Fue en la cámara del este, o azul, donde el príncipe Próspero profirió estas palabras. Ellas sonaron claro y fuerte a través de las siete habitaciones - porque el príncipe era un hombre enérgico y robusto y la música había sido silenciada, a una señal de su mano.

En esa cámara azul, permanecía el príncipe, con un grupo de empalidecidos cortesanos a su lado. Al comienzo, cuando él habló, hubo un cierto apresurado amago del grupo en dirección al intruso, quien en ese momento estaba muy cerca, y ahora con paso deliberado y majestuoso, se aproximaba hacia el orador.
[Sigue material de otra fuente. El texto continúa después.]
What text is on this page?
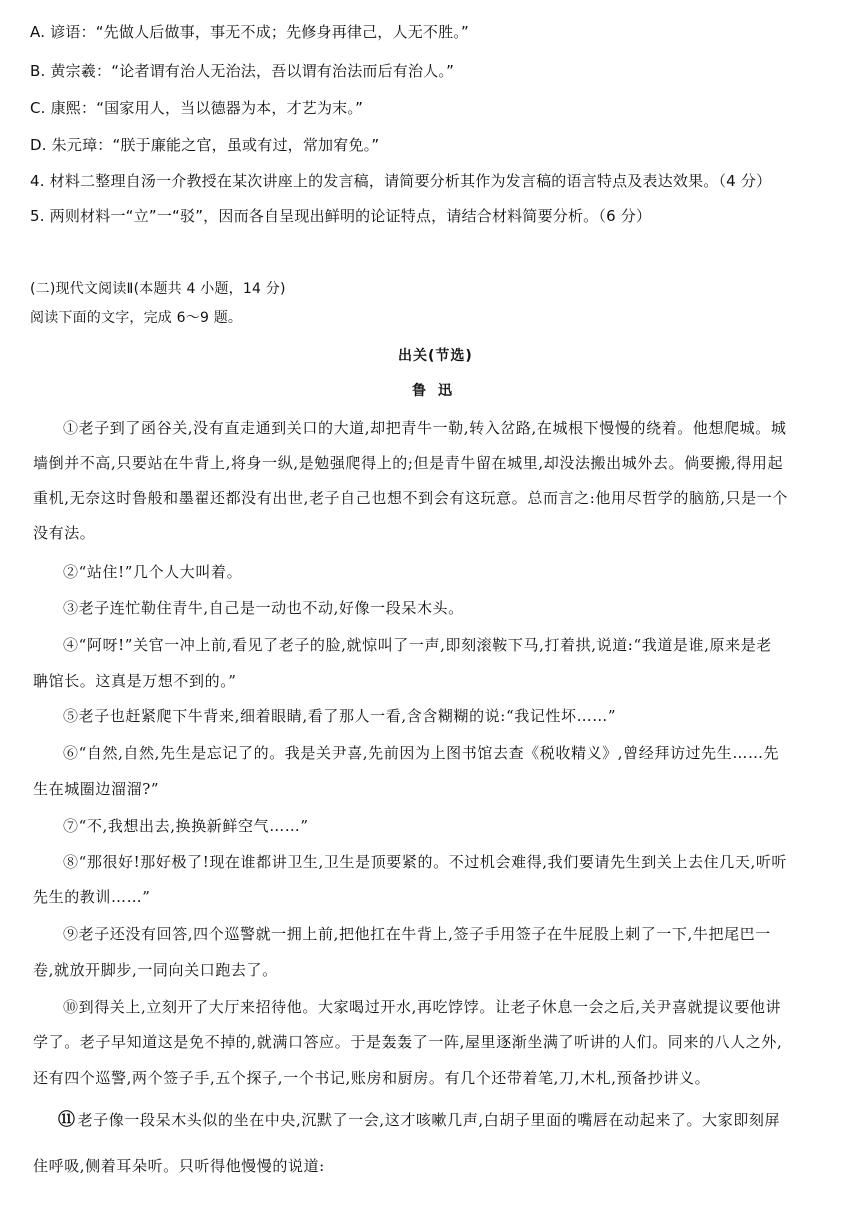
A. 谚语：“先做人后做事，事无不成；先修身再律己，人无不胜。”
B. 黄宗羲：“论者谓有治人无治法，吾以谓有治法而后有治人。”
C. 康熙：“国家用人，当以德器为本，才艺为末。”
D. 朱元璋：“朕于廉能之官，虽或有过，常加宥免。”
4. 材料二整理自汤一介教授在某次讲座上的发言稿，请简要分析其作为发言稿的语言特点及表达效果。（4 分）
5. 两则材料一“立”一“驳”，因而各自呈现出鲜明的论证特点，请结合材料简要分析。（6 分）
(二)现代文阅读Ⅱ(本题共 4 小题，14 分)
阅读下面的文字，完成 6～9 题。
出关(节选)
鲁迅
①老子到了函谷关,没有直走通到关口的大道,却把青牛一勒,转入岔路,在城根下慢慢的绕着。他想爬城。城
墙倒并不高,只要站在牛背上,将身一纵,是勉强爬得上的;但是青牛留在城里,却没法搬出城外去。倘要搬,得用起
重机,无奈这时鲁般和墨翟还都没有出世,老子自己也想不到会有这玩意。总而言之:他用尽哲学的脑筋,只是一个
没有法。
②“站住!”几个人大叫着。
③老子连忙勒住青牛,自己是一动也不动,好像一段呆木头。
④“阿呀!”关官一冲上前,看见了老子的脸,就惊叫了一声,即刻滚鞍下马,打着拱,说道:“我道是谁,原来是老
聃馆长。这真是万想不到的。”
⑤老子也赶紧爬下牛背来,细着眼睛,看了那人一看,含含糊糊的说:“我记性坏……”
⑥“自然,自然,先生是忘记了的。我是关尹喜,先前因为上图书馆去查《税收精义》,曾经拜访过先生……先
生在城圈边溜溜?”
⑦“不,我想出去,换换新鲜空气……”
⑧“那很好!那好极了!现在谁都讲卫生,卫生是顶要紧的。不过机会难得,我们要请先生到关上去住几天,听听
先生的教训……”
⑨老子还没有回答,四个巡警就一拥上前,把他扛在牛背上,签子手用签子在牛屁股上刺了一下,牛把尾巴一
卷,就放开脚步,一同向关口跑去了。
⑩到得关上,立刻开了大厅来招待他。大家喝过开水,再吃饽饽。让老子休息一会之后,关尹喜就提议要他讲
学了。老子早知道这是免不掉的,就满口答应。于是轰轰了一阵,屋里逐渐坐满了听讲的人们。同来的八人之外,
还有四个巡警,两个签子手,五个探子,一个书记,账房和厨房。有几个还带着笔,刀,木札,预备抄讲义。
⑪ 老子像一段呆木头似的坐在中央,沉默了一会,这才咳嗽几声,白胡子里面的嘴唇在动起来了。大家即刻屏
住呼吸,侧着耳朵听。只听得他慢慢的说道:
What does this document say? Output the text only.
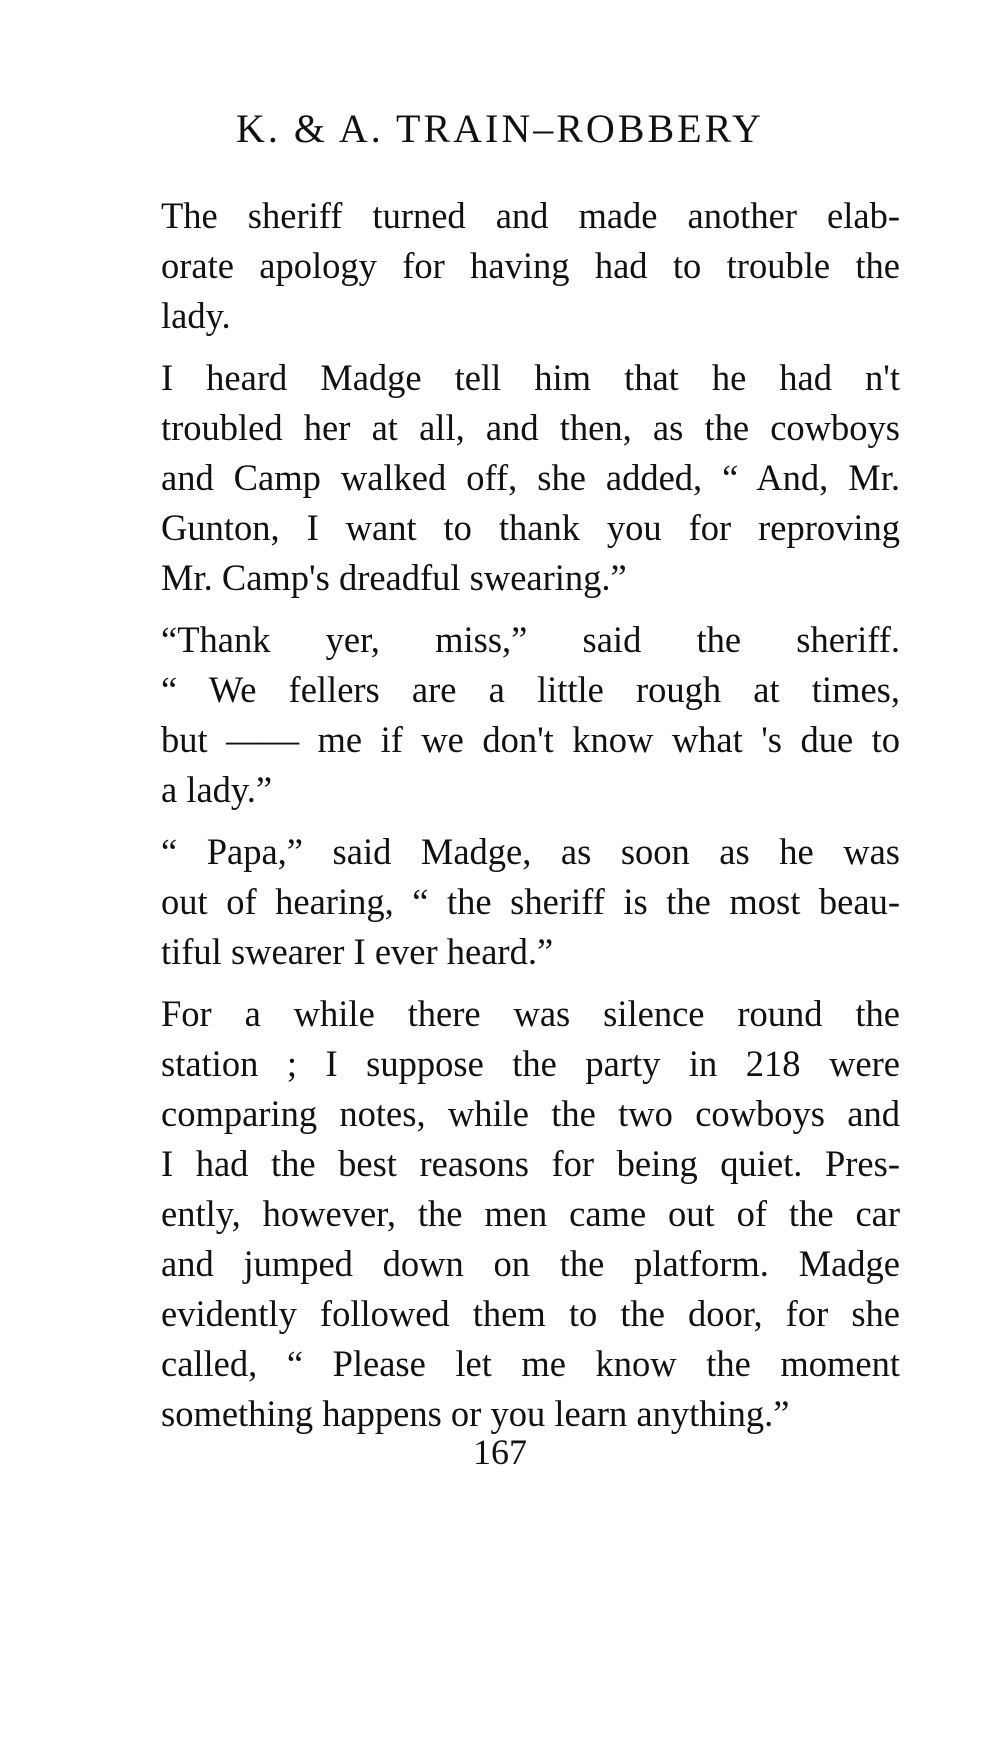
K. & A. TRAIN–ROBBERY

The sheriff turned and made another elab-
orate apology for having had to trouble the
lady.

I heard Madge tell him that he had n't
troubled her at all, and then, as the cowboys
and Camp walked off, she added, “ And, Mr.
Gunton, I want to thank you for reproving
Mr. Camp's dreadful swearing.”

“Thank yer, miss,” said the sheriff.
“ We fellers are a little rough at times,
but —— me if we don't know what 's due to
a lady.”

“ Papa,” said Madge, as soon as he was
out of hearing, “ the sheriff is the most beau-
tiful swearer I ever heard.”

For a while there was silence round the
station ; I suppose the party in 218 were
comparing notes, while the two cowboys and
I had the best reasons for being quiet. Pres-
ently, however, the men came out of the car
and jumped down on the platform. Madge
evidently followed them to the door, for she
called, “ Please let me know the moment
something happens or you learn anything.”

167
Pero por obra de alguna extraña fascinación, que locas suposiciones acerca del enmascarado habían inspirado a todos, no apareció nadie que diera un paso al frente para atraparlo; así que, sin impedimento pasó a menos de una yarda de la persona del príncipe; y, mientras los numerosos invitados, con un mismo impulso, se recogieron desde el centro hacia las paredes, él continuó avanzando sin interrupción, pero con el mismo paso solemne y comedido que lo había distinguido desde el comienzo, a través de la cámara azul, hacia la púrpura - a través de la púrpura a la verde -de la verde a la naranja - a través de esta también a la blanca -y también de allí a la violeta, antes de que que algún movimiento hubiese sido hecho para arrestarlo. Fue entonces, sin embargo, que el príncipe Próspero, enloquecido por la ira y ante la vergüenza de su momentánea cobardía, corrió a toda prisa a través de las seis habitaciones, al tiempo que nadie lo seguía, debido al terror mortal que se había apoderado de todos. Llevaba en alto una daga desenvainada  y se había aproximado, con rápido ímpetu, a tres o cuatro pies del escurridizo personaje, cuando este, habiendo alcanzado el extremo de la habitación de terciopelo, giró de repente y confrontó a su perseguidor. Hubo un grito agudo -y el puñal rodó refulgente, sobre la oscura alfombra, sobre la cual, instantes después, cayó postrado el moribundo príncipe Próspero. Luego, reuniendo el fiero coraje que otorga la desesperación, un gran número de los invitados se abalanzó en tropel dentro de la cámara negra, y sujetando al enmascarado, cuya alta figura permanecía erguida e inmóvil a la sombra del reloj de ébano, quedaron sin aliento, víctimas de un horror indescriptible, al descubrir que las mortajas y la cadavérica máscara que ellos asieron con violenta brusquedad, no contenían forma tangible alguna.


La daga cayó brillando sobre la oscura alfombra... Por Harry Clarke, 1919.
Fuente: Tales of Mistery and Imagination, por Edgar Allan Poe.
Colección de la British Library. 

Y ahora sabían de la presencia de la Muerte Roja. Él había llegado como un ladrón en la noche. Y uno a uno, los libertinos caían en los festivos salones, salpicados de sangre, quedando en la misma desesperada postura, luego de desplomarse. Y la vida del reloj de ébano se fue con la del último de los invitados. Y la llama de los trípodes se extinguió. Y la oscuridad y la podredumbre de la Muerte Roja conservó su ilimitado dominio sobre todo el lugar.